Nas últimas semanas, o nome de Juan Guaidó, novo presidente da Assembleia Nacional (AN) da Venezuela não reconhecida pelo governo de Nicolás Maduro, tornou-se onipresente na política nacional e em discussões regionais sobre a crise que assola o país. Guaidó, de apenas 35 anos, é visto hoje como a grande esperança da oposição em momentos de relançamento de sua luta para tirar Maduro do poder. Em tempo recorde, o jovem dirigente conseguiu respaldos decisivos, dentro e fora da Venezuela, a favor de sua cruzada para instalar um governo de transição que convoque novas eleições presidenciais. No último fim de semana, confirmou o presidente da AN em entrevista exclusiva ao GLOBO, o deputado Eduardo Bolsonaro lhe telefonou para expressar “um apoio contundente” e, também, sua solidariedade pela tentativa de detenção por parte de agentes do Serviço Bolivariano de Inteligência (Sebin). Desde então, ampliou, “está sendo coordenado um contato direto com o Executivo brasileiro”. O governo Bolsonaro, assegurou Guaidó, “vem nos apoiando desde antes da posse do presidente e hoje ocupa um papel central na região em relação à Venezuela”. Ontem, o presidente da AN acompanhou de perto os encontros do chefe de Estado e do chanceler Ernesto Araújo com dirigentes opositores, como o presidente do Tribunal Supremo de Justiça (TSJ) no exílio, Miguel Ángel Martín, e o enviado especial da OEA, Gustavo Cinosi, em Brasília.

Ontem, o presidente Bolsonaro e o chanceler Araújo receberam lideranças opositoras em Brasília. Qual é a importância destas articulações para a oposição venezuelana?

O respaldo internacional é fundamental para nossa luta democrática e nos ajudou muito nos últimos anos. Em 2015, recuperamos a maioria parlamentar, e isso deu impulso a uma onda de protestos contra o governo. Hoje, a AN tem um reconhecimento mundial e ganhou esse reconhecimento por sua permanente defesa da Constituição. Consideramos muito importante o apoio dos presidentes Bolsonaro, Macri (Argentina), Duque (Colômbia), dos Estados Unidos, do Paraguai, Chile e Peru, entre outros. Isso ajuda a estimular nosso povo, nos dá ânimo e nos mostra que vale a pena a luta que estamos encarando. O mundo está nos ouvindo e, apesar de todas as tentativas, não estão conseguindo nos silenciar.

No caso do Brasil, que contatos o senhor teve desde que assumiu como presidente do Parlamento?

No fim de semana passado recebi um telefonema do deputado Eduardo Bolsonaro, e estamos coordenando uma ligação com o Executivo do Brasil.
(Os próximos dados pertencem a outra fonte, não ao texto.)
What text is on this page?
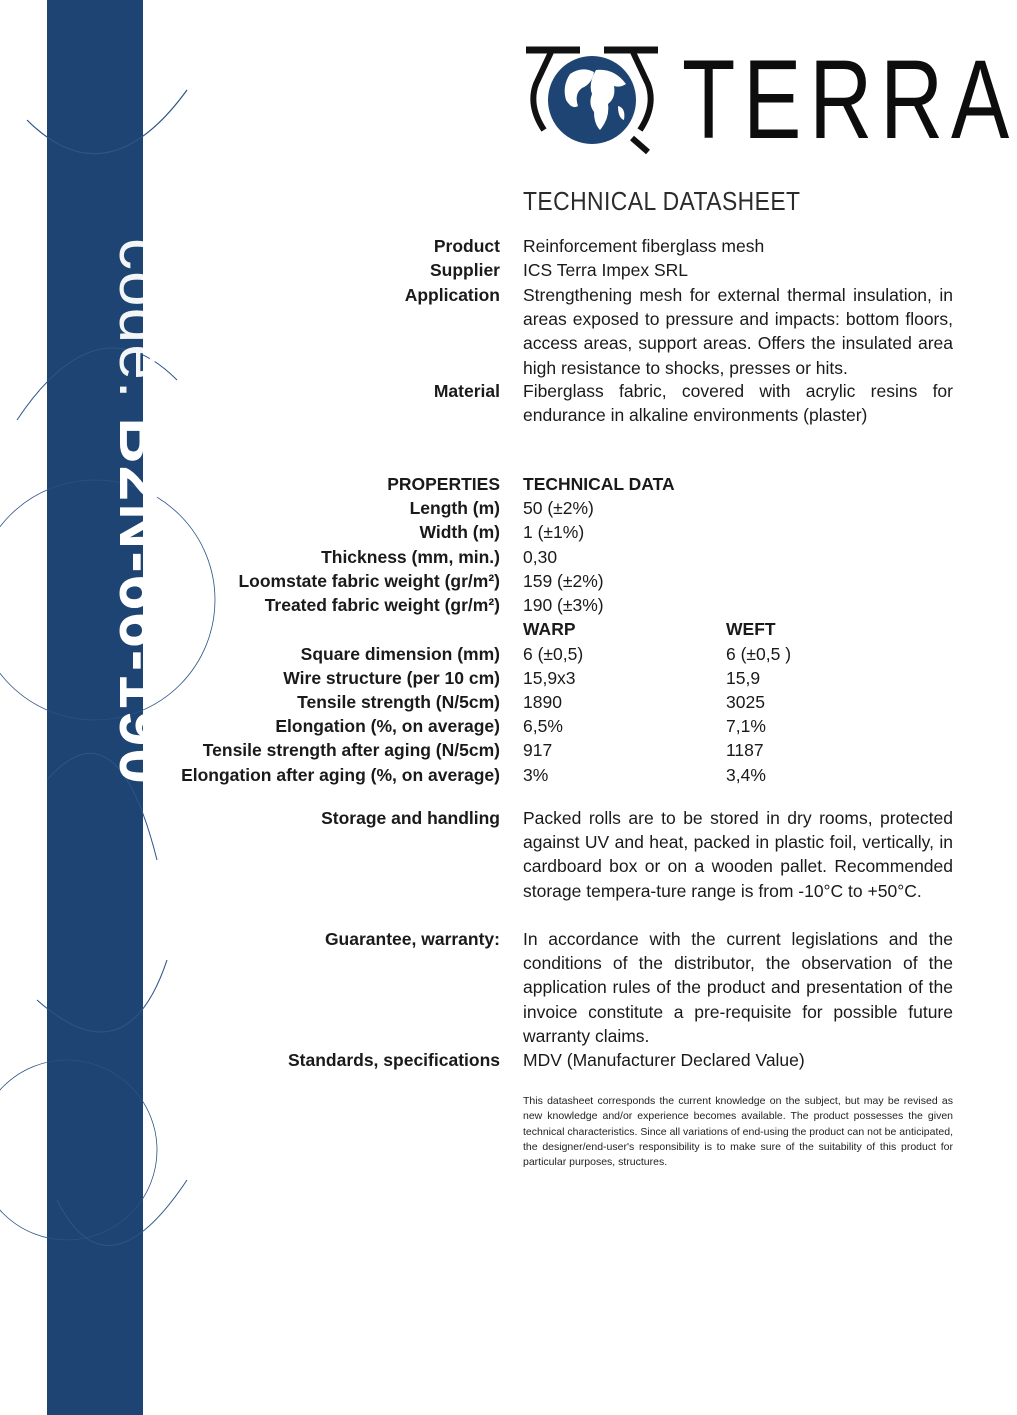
code: B2N-66-190
TERRA
TECHNICAL DATASHEET
Product Reinforcement fiberglass mesh
Supplier ICS Terra Impex SRL
Application Strengthening mesh for external thermal insulation, in areas exposed to pressure and impacts: bottom floors, access areas, support areas. Offers the insulated area high resistance to shocks, presses or hits.
Material Fiberglass fabric, covered with acrylic resins for endurance in alkaline environments (plaster)
PROPERTIES TECHNICAL DATA
Length (m) 50 (±2%)
Width (m) 1 (±1%)
Thickness (mm, min.) 0,30
Loomstate fabric weight (gr/m²) 159 (±2%)
Treated fabric weight (gr/m²) 190 (±3%)
WARP	WEFT
Square dimension (mm) 6 (±0,5)	6 (±0,5 )
Wire structure (per 10 cm) 15,9x3	15,9
Tensile strength (N/5cm) 1890	3025
Elongation (%, on average) 6,5%	7,1%
Tensile strength after aging (N/5cm) 917	1187
Elongation after aging (%, on average) 3%	3,4%
Storage and handling Packed rolls are to be stored in dry rooms, protected against UV and heat, packed in plastic foil, vertically, in cardboard box or on a wooden pallet. Recommended storage tempera-ture range is from -10°C to +50°C.
Guarantee, warranty: In accordance with the current legislations and the conditions of the distributor, the observation of the application rules of the product and presentation of the invoice constitute a pre-requisite for possible future warranty claims.
Standards, specifications MDV (Manufacturer Declared Value)
This datasheet corresponds the current knowledge on the subject, but may be revised as new knowledge and/or experience becomes available. The product possesses the given technical characteristics. Since all variations of end-using the product can not be anticipated, the designer/end-user's responsibility is to make sure of the suitability of this product for particular purposes, structures.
Qual foi a mensagem do deputado Bolsonaro?

Foi uma mensagem de respaldo contundente à nossa causa, um respaldo pleno ao que estamos fazendo para recuperar nossa democracia. Também a confirmação de que não será reconhecido o governo de Maduro, o que para nós é muito importante. Foi uma conversa amável, muito cálida.

Qual é o papel do Brasil na articulação regional que está surgindo em relação à Venezuela?

Um papel central. Historicamente, somos países aliados, sempre fomos. Claro que em nossa História recente essa aliança foi desastrosa. A parceria entre (o então presidente Hugo) Chávez e Lula levou a escândalos como o da Odebrecht, obras paralisadas, corrupção, enfim, todos já sabemos de tudo isso. Mas nossa relação precisa evoluir em matéria de cooperação e luta pela democracia. O governo Bolsonaro tem nos dado um apoio muito sólido, mesmo antes da posse. Sua chegada ao poder foi uma boa notícia, num marco de respeito pela democracia e direitos humanos fundamentais.

O senhor fala em governo de transição... como se chegaria a esse cenário?

Estamos discutindo uma lei para construir esse processo, que será inédito na Venezuela e deve envolver vários setores. Temos de caminhar para um governo de união nacional, que surgirá de eleições livres e democráticas.

Quem designará esse eventual governo de transição?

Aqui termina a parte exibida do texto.